Being stripped of my voice and being forced into silence was the biggest blow. I am a writer so losing my voice was akin to clipping the wings of a bird and expecting it to survive.
Writing has always been my way of quieting my mind and making sense of the world. Journaling allows me to step back and see the story that continues to tell itself in my thoughts. In the course of learning to fly again, I wrote every single day about what was happening and how it was affecting me.
As I stood back one day, I could see that I was telling the story of that day over and over again. It was the story that would not end. No matter what I did, the anger that I was feeling was colouring the sky in my world and stopping me from living. I had to find a way to make sense of it all and be heard so that the anger would subside and I could live.
When I decide to do something, I usually like to create an airtight plan to make it happen, which includes eliminating opportunities for giving up. For example, when I decided to go back to university to study Journalism, I applied for a student loan, because I knew that when times got tough, I would never quit, because then I would have to pay back a student loan with no degree to show for it.
I made a commitment to write this story and share it with the world, to set it free, as it were. I decided to self-publish with FriesenPress, a 100% Canadian publishing company and subsidiary of Friesens Corporation, an award winning North American book printer that prints 25 million books every year.
I began writing through the pain of the story, realizing that I could not relive those moments so I had to rethink my approach. I resolved to tell this story from a first person perspective (mine) in a constructive and respectful manner.
The audience for Pink Flamingo in a Brown Duck Pond is people, of course. I would invite those aspiring to leadership positions to read this book and take its message to heart. I would also invite falling ducks and flamingos to read this book just to know there is a way back.
In the course of writing this book, I had questions. Who am I to tell this story? Why me? Why didn't I see it coming? I had to do some soul searching to disover my part in this story.
I explored the beliefs that I had acquired over more than 20 years in corporate strategy working with and for respectful and progressive organizations. I learned about leadership, creating constructive cultures and the respectful treatment of people.

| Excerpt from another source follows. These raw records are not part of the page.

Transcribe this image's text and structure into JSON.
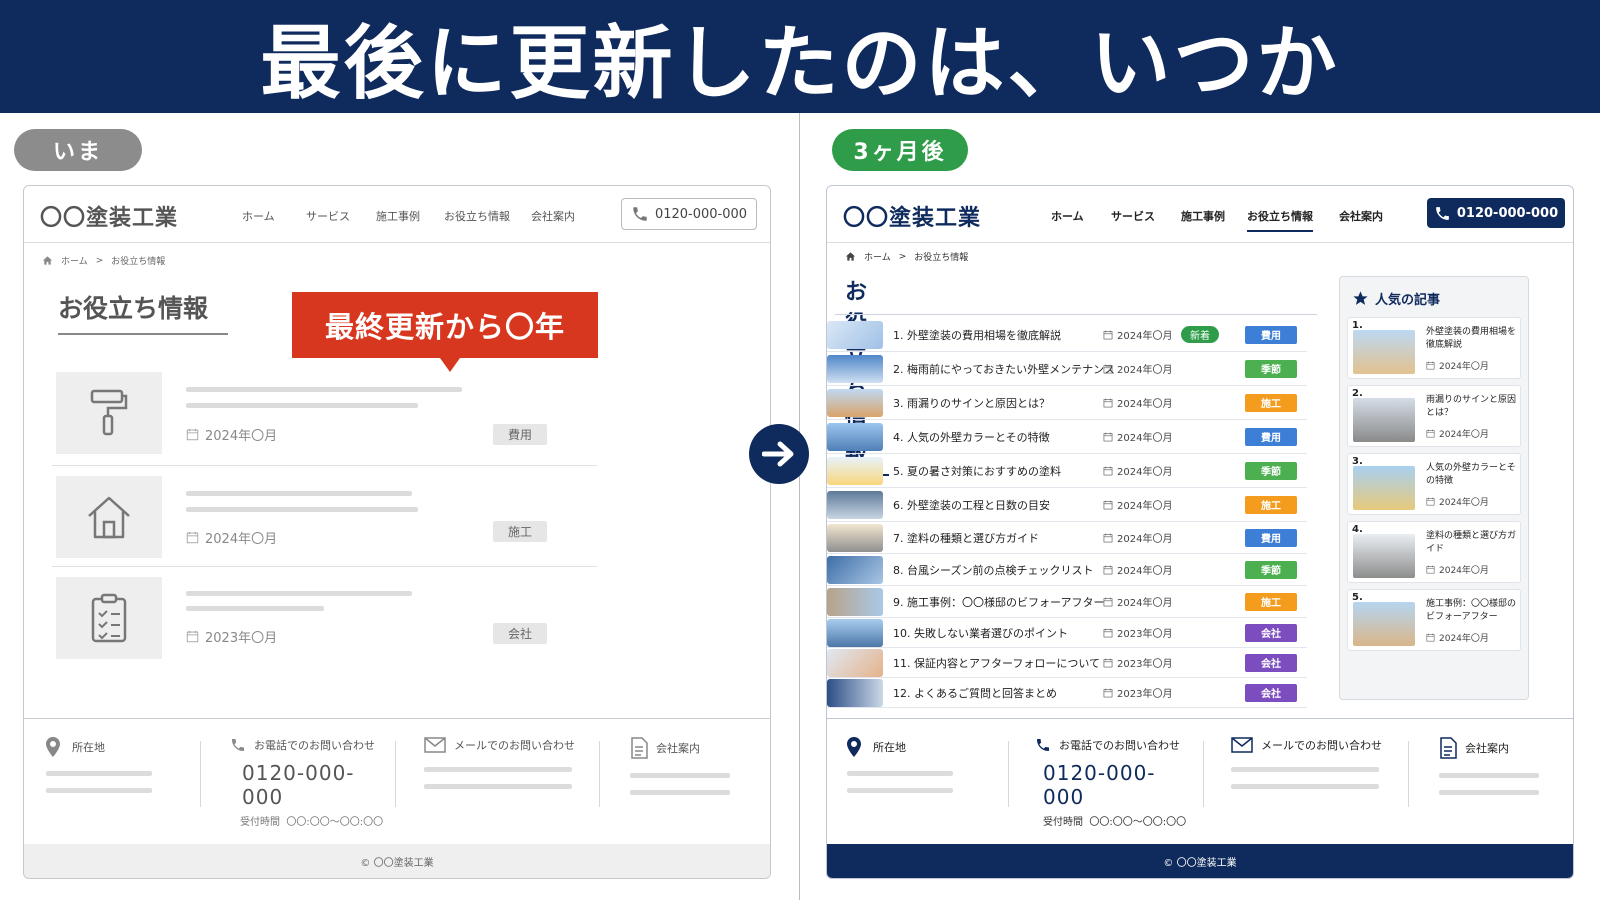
{
  "headline": "最後に更新したのは、いつか",
  "labels": {
    "now": "いま",
    "later": "3ヶ月後"
  },
  "site": {
    "logo": "〇〇塗装工業",
    "menu": [
      "ホーム",
      "サービス",
      "施工事例",
      "お役立ち情報",
      "会社案内"
    ],
    "phone": "0120-000-000",
    "breadcrumb": [
      "ホーム",
      "お役立ち情報"
    ],
    "page_title": "お役立ち情報",
    "copyright": "© 〇〇塗装工業"
  },
  "footer": {
    "address": "所在地",
    "tel_label": "お電話でのお問い合わせ",
    "tel_number": "0120-000-000",
    "hours_label": "受付時間",
    "hours": "〇〇:〇〇〜〇〇:〇〇",
    "mail_label": "メールでのお問い合わせ",
    "company": "会社案内"
  },
  "left": {
    "callout": "最終更新から〇年",
    "rows": [
      {
        "icon": "paint-roller-icon",
        "date": "2024年〇月",
        "tag": "費用"
      },
      {
        "icon": "house-icon",
        "date": "2024年〇月",
        "tag": "施工"
      },
      {
        "icon": "clipboard-icon",
        "date": "2023年〇月",
        "tag": "会社"
      }
    ]
  },
  "right": {
    "new_badge": "新着",
    "articles": [
      {
        "no": "1.",
        "title": "外壁塗装の費用相場を徹底解説",
        "date": "2024年〇月",
        "tag": "費用",
        "new": true
      },
      {
        "no": "2.",
        "title": "梅雨前にやっておきたい外壁メンテナンス",
        "date": "2024年〇月",
        "tag": "季節"
      },
      {
        "no": "3.",
        "title": "雨漏りのサインと原因とは？",
        "date": "2024年〇月",
        "tag": "施工"
      },
      {
        "no": "4.",
        "title": "人気の外壁カラーとその特徴",
        "date": "2024年〇月",
        "tag": "費用"
      },
      {
        "no": "5.",
        "title": "夏の暑さ対策におすすめの塗料",
        "date": "2024年〇月",
        "tag": "季節"
      },
      {
        "no": "6.",
        "title": "外壁塗装の工程と日数の目安",
        "date": "2024年〇月",
        "tag": "施工"
      },
      {
        "no": "7.",
        "title": "塗料の種類と選び方ガイド",
        "date": "2024年〇月",
        "tag": "費用"
      },
      {
        "no": "8.",
        "title": "台風シーズン前の点検チェックリスト",
        "date": "2024年〇月",
        "tag": "季節"
      },
      {
        "no": "9.",
        "title": "施工事例：〇〇様邸のビフォーアフター",
        "date": "2024年〇月",
        "tag": "施工"
      },
      {
        "no": "10.",
        "title": "失敗しない業者選びのポイント",
        "date": "2023年〇月",
        "tag": "会社"
      },
      {
        "no": "11.",
        "title": "保証内容とアフターフォローについて",
        "date": "2023年〇月",
        "tag": "会社"
      },
      {
        "no": "12.",
        "title": "よくあるご質問と回答まとめ",
        "date": "2023年〇月",
        "tag": "会社"
      }
    ],
    "popular_title": "人気の記事",
    "popular": [
      {
        "no": "1.",
        "title": "外壁塗装の費用相場を徹底解説",
        "date": "2024年〇月"
      },
      {
        "no": "2.",
        "title": "雨漏りのサインと原因とは？",
        "date": "2024年〇月"
      },
      {
        "no": "3.",
        "title": "人気の外壁カラーとその特徴",
        "date": "2024年〇月"
      },
      {
        "no": "4.",
        "title": "塗料の種類と選び方ガイド",
        "date": "2024年〇月"
      },
      {
        "no": "5.",
        "title": "施工事例：〇〇様邸のビフォーアフター",
        "date": "2024年〇月"
      }
    ]
  },
  "colors": {
    "navy": "#0f2a5c",
    "費用": "#3d7fd6",
    "季節": "#4caf50",
    "施工": "#f39c1e",
    "会社": "#7c4dbf",
    "callout": "#d8371f"
  }
}
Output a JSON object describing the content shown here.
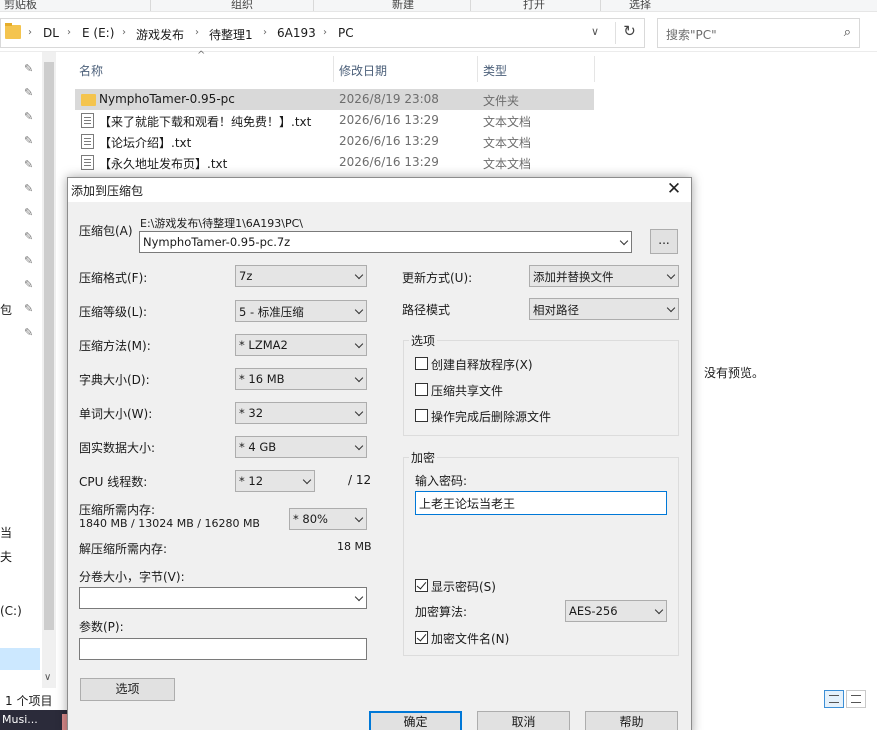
{
  "ribbon": {
    "labels": [
      "剪贴板",
      "组织",
      "新建",
      "打开",
      "选择"
    ]
  },
  "address": {
    "crumbs": [
      "DL",
      "E (E:)",
      "游戏发布",
      "待整理1",
      "6A193",
      "PC"
    ],
    "search_placeholder": "搜索\"PC\""
  },
  "nav": {
    "fragments": [
      "包",
      "当",
      "夫",
      "(C:)"
    ]
  },
  "file_list": {
    "columns": {
      "name": "名称",
      "date": "修改日期",
      "type": "类型"
    },
    "rows": [
      {
        "name": "NymphoTamer-0.95-pc",
        "date": "2026/8/19 23:08",
        "type": "文件夹",
        "icon": "folder-icon"
      },
      {
        "name": "【来了就能下载和观看！纯免费！】.txt",
        "date": "2026/6/16 13:29",
        "type": "文本文档",
        "icon": "text-file-icon"
      },
      {
        "name": "【论坛介绍】.txt",
        "date": "2026/6/16 13:29",
        "type": "文本文档",
        "icon": "text-file-icon"
      },
      {
        "name": "【永久地址发布页】.txt",
        "date": "2026/6/16 13:29",
        "type": "文本文档",
        "icon": "text-file-icon"
      }
    ]
  },
  "preview": {
    "text": "没有预览。"
  },
  "status": {
    "count": "1 个项目"
  },
  "taskbar": {
    "label": "Musi..."
  },
  "dialog": {
    "title": "添加到压缩包",
    "archive_label": "压缩包(A)",
    "archive_path": "E:\\游戏发布\\待整理1\\6A193\\PC\\",
    "archive_name": "NymphoTamer-0.95-pc.7z",
    "browse_label": "...",
    "format_label": "压缩格式(F):",
    "format_value": "7z",
    "level_label": "压缩等级(L):",
    "level_value": "5 - 标准压缩",
    "method_label": "压缩方法(M):",
    "method_value": "* LZMA2",
    "dict_label": "字典大小(D):",
    "dict_value": "* 16 MB",
    "word_label": "单词大小(W):",
    "word_value": "* 32",
    "solid_label": "固实数据大小:",
    "solid_value": "* 4 GB",
    "threads_label": "CPU 线程数:",
    "threads_value": "* 12",
    "threads_max": "/ 12",
    "mem_comp_label": "压缩所需内存:",
    "mem_comp_detail": "1840 MB / 13024 MB / 16280 MB",
    "mem_comp_value": "* 80%",
    "mem_decomp_label": "解压缩所需内存:",
    "mem_decomp_value": "18 MB",
    "split_label": "分卷大小，字节(V):",
    "split_value": "",
    "params_label": "参数(P):",
    "params_value": "",
    "options_button": "选项",
    "update_label": "更新方式(U):",
    "update_value": "添加并替换文件",
    "pathmode_label": "路径模式",
    "pathmode_value": "相对路径",
    "options_group": "选项",
    "opt_sfx": "创建自释放程序(X)",
    "opt_shared": "压缩共享文件",
    "opt_delete": "操作完成后删除源文件",
    "encrypt_group": "加密",
    "password_label": "输入密码:",
    "password_value": "上老王论坛当老王",
    "show_password": "显示密码(S)",
    "enc_method_label": "加密算法:",
    "enc_method_value": "AES-256",
    "enc_names": "加密文件名(N)",
    "ok": "确定",
    "cancel": "取消",
    "help": "帮助"
  }
}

I also revisited my own vision as I first wrote it in 1996 in the beginning of my corporate career, as well as my intentions, and guiding principles that carried me through the challenging times and helped me to lead others in change and challenge as well.
From my unique boardroom perspective, I have also witnessed how and why things go awry in the corporate world, and the warning signals of poorly performing corporate cultures and their leaders.
I knew there were problems. The signs were all there. The question is, why did I stay too long. Why didn't I fly when I knew that I should? I blamed myself for being in the wrong place at the wrong time. For standing up rather than ducking.
The truth is, I did what many of us do. I wanted things to work out because that would have been better financially and from a status perspective. The bottom line is I traded my personal safety for my pay cheque and told myself that everything was going to be OK. It was a case of willfull blindness and hope. I believed that people do the right things. That had always been my experience.
I was wrong, and so I had to fight my way to freedom and safety, which I did with a lot of help from a team of professionals. On the "day of emancipation," I thought I would be free to carry on blissfully with my beliefs about the world in tact. I was wrong about that too.
Nothing would ever be the same again. The truth is I changed. My perspective changed. I began again, grateful for this second chance to make a change in my life rather than accepting more of the same.
I created my first company - Lynear Thinking Strategy & Communications Consulting Ltd. - with a focus on private enterprise and small to mid size organizations. I help my clients with strategic planning, communicating strategy and risk management.
In 2013, I created my second company, SKY Publishers Ltd., which publishes SKY Magazine. SKY is dedicated to the those who live in their own vision. I am truly inspired every day by the people who appear on the pages of SKY Magazine. They are my light and the reason that I am proud to publish this magazine.
My yoga practice has helped me to achieve the balance to move forward and live fully each day of my life. I am a fitness instructor and now looking forward to becoming a yoga teacher.
I do what I love now and only what I love. With the publication of this book, my next big adventure is to launch "The Flamingo Project" to inspire a revolution of living in colour so that others can live the most vibrant, healthy life possible.
Some days I wish I could hear the words, "I am sorry" but then I remember that living the best life possible is what makes living life the best.